Когда потеплело, перебрались в хлев (в Забайкалье его называют стайкой). Конечно, перед этим в стайке прибрались, почистили, постелили сено. Стайка находилась во дворе домика, в котором жили дядя Леня, тетя Варя с бабушкой. Жили они, впрочем, раздельно: у домика были два входа. В одной половине дядя Леня с женой и двумя детьми, а в другой тетя Варя с бабушкой. Ко мне дядьки и тетки, как, впрочем, и бабушка, относились равнодушно; да это и понятно, своих детей наплодили порядочно. А я что? Я рос на отшибе. Отец устроился возчиком в отделе продовольственного снабжения оловокомбината – развозил на телеге по магазинам продукты, а мать разнорабочей на стройке. В доме появились деньги, на столе – то, о чем в деревне и не помышляли. Оловокомбинат содержал подсобное хозяйство, откуда шло в магазин иногда и мясо, а в основном, потроха, ноги, головы. Однажды я стал свидетелем разговора двух старух в магазине. Они стояли у прилавка перед огромной коровьей головой с разинутой пастью и поленьицей из коровьих ног. Старуха другую спрашивает:

– Мясо-то утром было?

– Вроде нет.

– А голова-то пошто без языка?

– А чтоб не сказала, куда мясо подевалось.

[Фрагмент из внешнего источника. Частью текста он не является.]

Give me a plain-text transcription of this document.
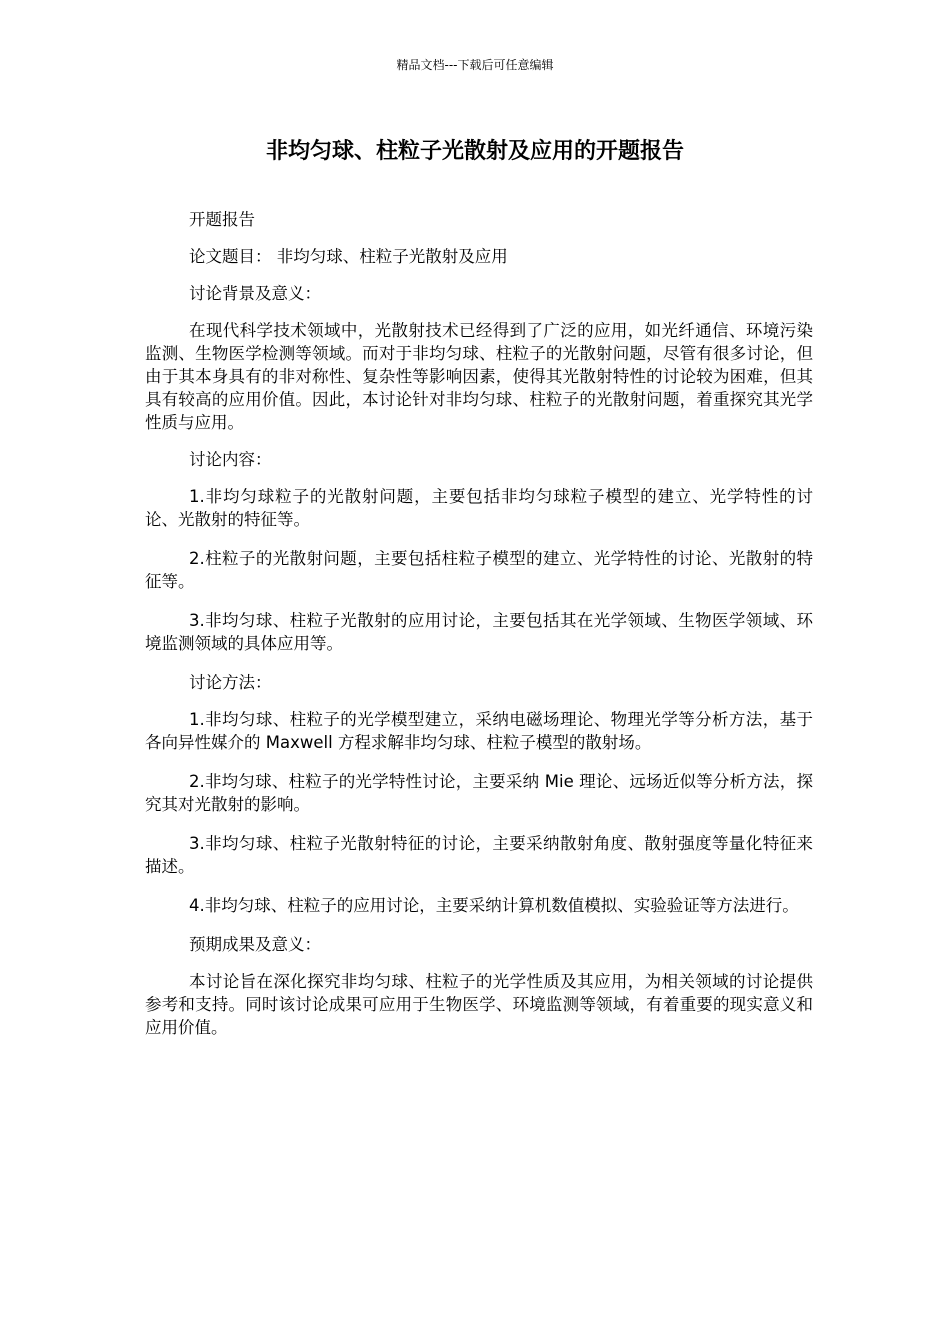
精品文档---下载后可任意编辑
非均匀球、柱粒子光散射及应用的开题报告

开题报告

论文题目： 非均匀球、柱粒子光散射及应用

讨论背景及意义：

在现代科学技术领域中，光散射技术已经得到了广泛的应用，如光纤通信、环境污染监测、生物医学检测等领域。而对于非均匀球、柱粒子的光散射问题，尽管有很多讨论，但由于其本身具有的非对称性、复杂性等影响因素，使得其光散射特性的讨论较为困难，但其具有较高的应用价值。因此，本讨论针对非均匀球、柱粒子的光散射问题，着重探究其光学性质与应用。

讨论内容：

1.非均匀球粒子的光散射问题，主要包括非均匀球粒子模型的建立、光学特性的讨论、光散射的特征等。

2.柱粒子的光散射问题，主要包括柱粒子模型的建立、光学特性的讨论、光散射的特征等。

3.非均匀球、柱粒子光散射的应用讨论，主要包括其在光学领域、生物医学领域、环境监测领域的具体应用等。

讨论方法：

1.非均匀球、柱粒子的光学模型建立，采纳电磁场理论、物理光学等分析方法，基于各向异性媒介的 Maxwell 方程求解非均匀球、柱粒子模型的散射场。

2.非均匀球、柱粒子的光学特性讨论，主要采纳 Mie 理论、远场近似等分析方法，探究其对光散射的影响。

3.非均匀球、柱粒子光散射特征的讨论，主要采纳散射角度、散射强度等量化特征来描述。

4.非均匀球、柱粒子的应用讨论，主要采纳计算机数值模拟、实验验证等方法进行。

预期成果及意义：

本讨论旨在深化探究非均匀球、柱粒子的光学性质及其应用，为相关领域的讨论提供参考和支持。同时该讨论成果可应用于生物医学、环境监测等领域，有着重要的现实意义和应用价值。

Но нам, голодальщикам, новая жизнь показалась раем. Помимо потрохов, коровьих ног для холодца, мать часто покупала соленую горбушу за 90 копеек, вымачивала, избавляясь от излишней соли, и готовила разные маринады с луком и морковью. Хлеб всегда был на столе, куски сахара-рафинада не переводились. Мне явно не хватало углеводов, и я ел сахар кусками. Тетя Настя говорила матери:

– Валька так хрустает сахаром, прямо страшно. – И обращаясь ко мне. – Ты хоть размачивал бы его в воде.

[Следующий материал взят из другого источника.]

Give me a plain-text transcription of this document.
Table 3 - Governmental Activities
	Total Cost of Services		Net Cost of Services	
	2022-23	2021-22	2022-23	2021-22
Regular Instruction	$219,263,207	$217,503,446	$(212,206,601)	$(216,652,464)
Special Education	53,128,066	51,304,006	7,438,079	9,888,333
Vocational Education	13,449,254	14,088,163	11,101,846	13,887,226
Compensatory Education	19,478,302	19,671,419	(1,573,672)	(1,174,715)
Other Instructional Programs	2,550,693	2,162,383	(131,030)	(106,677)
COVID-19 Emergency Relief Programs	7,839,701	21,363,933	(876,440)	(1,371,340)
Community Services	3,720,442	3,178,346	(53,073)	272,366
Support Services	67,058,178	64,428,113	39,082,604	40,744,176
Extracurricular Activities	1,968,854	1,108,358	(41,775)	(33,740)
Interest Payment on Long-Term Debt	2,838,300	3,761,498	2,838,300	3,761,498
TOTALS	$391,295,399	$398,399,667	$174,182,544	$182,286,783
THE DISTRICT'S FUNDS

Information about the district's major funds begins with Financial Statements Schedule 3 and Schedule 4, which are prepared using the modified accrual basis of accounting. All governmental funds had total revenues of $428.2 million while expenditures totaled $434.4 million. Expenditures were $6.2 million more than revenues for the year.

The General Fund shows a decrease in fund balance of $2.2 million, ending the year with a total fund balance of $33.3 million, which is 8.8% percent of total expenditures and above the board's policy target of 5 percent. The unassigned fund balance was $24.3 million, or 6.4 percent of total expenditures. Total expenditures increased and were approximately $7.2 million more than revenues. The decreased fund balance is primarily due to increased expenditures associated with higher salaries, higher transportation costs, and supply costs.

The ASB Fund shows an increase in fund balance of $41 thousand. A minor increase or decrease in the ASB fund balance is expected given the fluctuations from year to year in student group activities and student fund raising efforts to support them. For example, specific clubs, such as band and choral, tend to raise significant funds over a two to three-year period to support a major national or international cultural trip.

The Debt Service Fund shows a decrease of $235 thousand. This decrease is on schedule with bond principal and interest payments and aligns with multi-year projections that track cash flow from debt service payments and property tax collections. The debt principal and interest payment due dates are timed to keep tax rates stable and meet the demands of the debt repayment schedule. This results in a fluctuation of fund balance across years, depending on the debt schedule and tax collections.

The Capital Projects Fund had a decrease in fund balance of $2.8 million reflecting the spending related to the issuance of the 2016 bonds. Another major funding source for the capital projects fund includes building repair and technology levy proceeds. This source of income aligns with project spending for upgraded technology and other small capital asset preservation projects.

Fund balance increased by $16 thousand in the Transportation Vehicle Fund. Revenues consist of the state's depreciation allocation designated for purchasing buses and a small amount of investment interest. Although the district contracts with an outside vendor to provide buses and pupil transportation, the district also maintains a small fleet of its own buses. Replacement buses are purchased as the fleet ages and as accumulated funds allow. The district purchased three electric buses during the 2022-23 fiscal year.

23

Но через год-полтора лафа закончилась: отец слег. При этом кадровик комбината то ли сам не знал последствий, то ли обманул: предложил отцу уволиться по собственному желанию. «Поправишься, и снова выходи на работу. Место для тебя, Андрей Иванович, всегда найдем». Так мы остались на одной зарплате матери, пришлось ужаться в питании. К тому времени нас поселили в трехкомнатную квартиру какого-то начальника: им пришлось уступить нам малюсенькую комнату. Не думаю, что они были нам рады, но жили мирно. Отец днями и ночами лежал на высокой кровати, отвернувшись к стене. Рак съедал его тщедушное тело. Как-то при мне подивился:

– Ксеня, погляди, какие у Вальки толстые икры. Отбавил бы мне немного.

Отец и до того был низкоросл, а во время болезни напоминал ребенка; возраст выдавало только лицо. Когда я изредка садился к нему на кровать, меня поражали его глаза: серые и чистые. Порой он пристально наблюдал за мной и о чем-то думал. Теперь я догадываюсь о чем…

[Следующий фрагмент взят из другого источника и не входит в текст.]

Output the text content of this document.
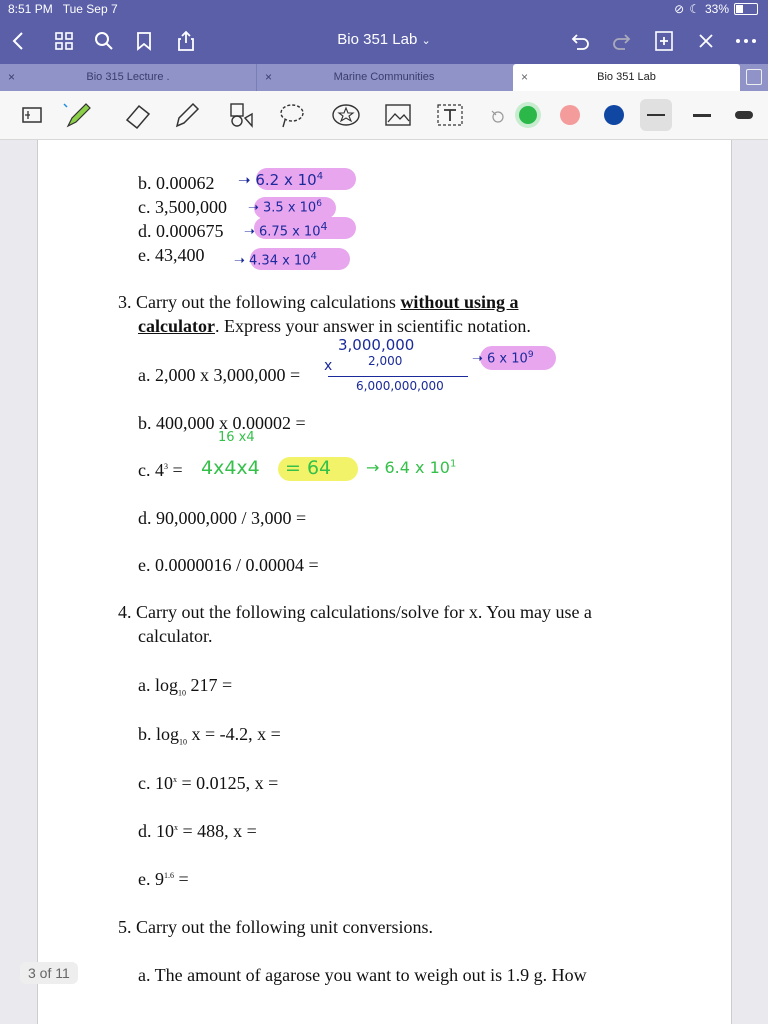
8:51 PM Tue Sep 7	⊘ ☾ 33%
Bio 351 Lab ⌄
×	Bio 315 Lecture .	×	Marine Communities	×	Bio 351 Lab
b. 0.00062 ➝ 6.2 x $10^4$
c. 3,500,000 ➝ 3.5 x $10^6$
d. 0.000675 ➝ 6.75 x $10^4$
e. 43,400 ➝ 4.34 x $10^4$
3. Carry out the following calculations without using a
calculator. Express your answer in scientific notation.
a. 2,000 x 3,000,000 =
3,000,000
2,000
x
6,000,000,000
➝ 6 x $10^9$
b. 400,000 x 0.00002 =
16 x4
c. $4^3 = 4x4x4 = 64 \to 6.4$ x $10^1$
d. 90,000,000 / 3,000 =
e. 0.0000016 / 0.00004 =
4. Carry out the following calculations/solve for x. You may use a
calculator.
a. $\log_{10} 217$ =
b. $\log_{10} x = -4.2$, x =
c. $10^x = 0.0125$, x =
d. $10^x = 488$, x =
e. $9^{1.6}$ =
5. Carry out the following unit conversions.
a. The amount of agarose you want to weigh out is 1.9 g. How
3 of 11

Мне и по сей день стыдно за то, что я однажды сделал, вернее, не сделал. В поселке не было централизованного водоснабжения, колодцев не рыли, потому что добраться до воды не было никакой возможности из-за вечной мерзлоты. Сезонная мерзлота простиралась метров на шесть; летом земля оттаивала на эту глубину, а дальше земля и на сотни метров схвачена вечной мерзлотой, температура минус два-три градуса. Воду из централизованной водокачки зимой и летом развозили в бочках. Подъехав к дому, водовоз громко извещал:

– Вода! Вода! Вода!

Люди выходили с ведрами, становились в очередь, платили какие-то копейки.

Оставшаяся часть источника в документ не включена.